Investing.com — The dollar has dominated the yen this year as the Federal Reserve and Bank of Japan implement opposing monetary policy measures, and now the risk is growing for the to overshoot before an expected correction in the first quarter of next year, strategists from BofA said in a recent note.
“We are structurally bullish on USD/JPY but have expected a correction in 1Q25 on increased US policy uncertainties,” BofA noted, though flagged the risk of the USD/JPY overshooting as bets on a Bank of Japan, or BoJ, rate hike fade.
USD/JPY rose above 153 last week as the market priced out expectations for a BoJ rate hike at its December meeting, the strategist said.
This pricing dropped from over 60% at the end of November to just 16% as of now, following media reports suggesting that the BoJ is inclined to hold rates unchanged due to uncertainties around US economic policy and wage trends.
Falling odds of a BoJ rate hike increases the risk of USD/JPY overshooting, potentially triggering foreign exchange intervention by Japan’s Ministry of Finance before the BoJ’s January monetary policy meeting. the strategists said.

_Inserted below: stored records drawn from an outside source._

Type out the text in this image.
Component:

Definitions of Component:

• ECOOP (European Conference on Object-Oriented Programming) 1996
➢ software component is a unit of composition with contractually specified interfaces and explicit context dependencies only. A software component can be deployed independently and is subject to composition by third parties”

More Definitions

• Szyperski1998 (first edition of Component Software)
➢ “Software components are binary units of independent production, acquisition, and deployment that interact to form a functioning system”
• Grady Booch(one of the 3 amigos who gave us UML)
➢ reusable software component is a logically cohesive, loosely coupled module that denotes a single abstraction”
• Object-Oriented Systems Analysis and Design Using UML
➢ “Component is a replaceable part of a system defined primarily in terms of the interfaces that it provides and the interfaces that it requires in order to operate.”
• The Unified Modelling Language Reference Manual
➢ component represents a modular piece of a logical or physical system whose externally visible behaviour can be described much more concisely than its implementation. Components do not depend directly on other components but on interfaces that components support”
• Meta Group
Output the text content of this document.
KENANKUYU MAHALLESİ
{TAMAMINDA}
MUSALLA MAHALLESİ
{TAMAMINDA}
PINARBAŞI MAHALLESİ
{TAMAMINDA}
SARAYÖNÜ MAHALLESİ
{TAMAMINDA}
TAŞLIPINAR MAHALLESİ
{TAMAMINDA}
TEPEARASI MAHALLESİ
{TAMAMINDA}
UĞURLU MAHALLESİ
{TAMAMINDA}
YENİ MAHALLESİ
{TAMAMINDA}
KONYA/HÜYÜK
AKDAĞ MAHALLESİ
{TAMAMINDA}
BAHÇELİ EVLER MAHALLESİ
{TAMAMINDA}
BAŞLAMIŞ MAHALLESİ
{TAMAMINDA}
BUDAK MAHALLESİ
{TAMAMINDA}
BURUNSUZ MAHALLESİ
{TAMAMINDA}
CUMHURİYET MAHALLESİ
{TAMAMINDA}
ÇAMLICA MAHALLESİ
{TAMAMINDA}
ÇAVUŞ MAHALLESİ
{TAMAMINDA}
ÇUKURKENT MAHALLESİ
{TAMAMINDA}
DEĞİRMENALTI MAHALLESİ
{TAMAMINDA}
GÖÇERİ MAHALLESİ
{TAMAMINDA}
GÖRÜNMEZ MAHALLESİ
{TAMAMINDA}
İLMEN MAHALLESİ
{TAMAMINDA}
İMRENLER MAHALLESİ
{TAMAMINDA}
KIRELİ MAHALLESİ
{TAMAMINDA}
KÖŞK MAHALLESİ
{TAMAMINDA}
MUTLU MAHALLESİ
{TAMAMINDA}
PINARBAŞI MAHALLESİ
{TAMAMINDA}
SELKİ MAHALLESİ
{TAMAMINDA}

If USD/JPY trades close to 155 before the BoJ’s December meeting, the lack of a rate hike could impact market perceptions regarding Japan’s currency policy. “The FX market would interpret recent media reports as the BoJ being fine with USD/JPY somewhere below 155,” they added.
In the lead up to the BoJ December meeting on
Dec. 18-19, BofA strategist expect that if USD/JPY rallies after the meeting, intervention risks may be limited due to thin liquidity conditions typical of year-end trading.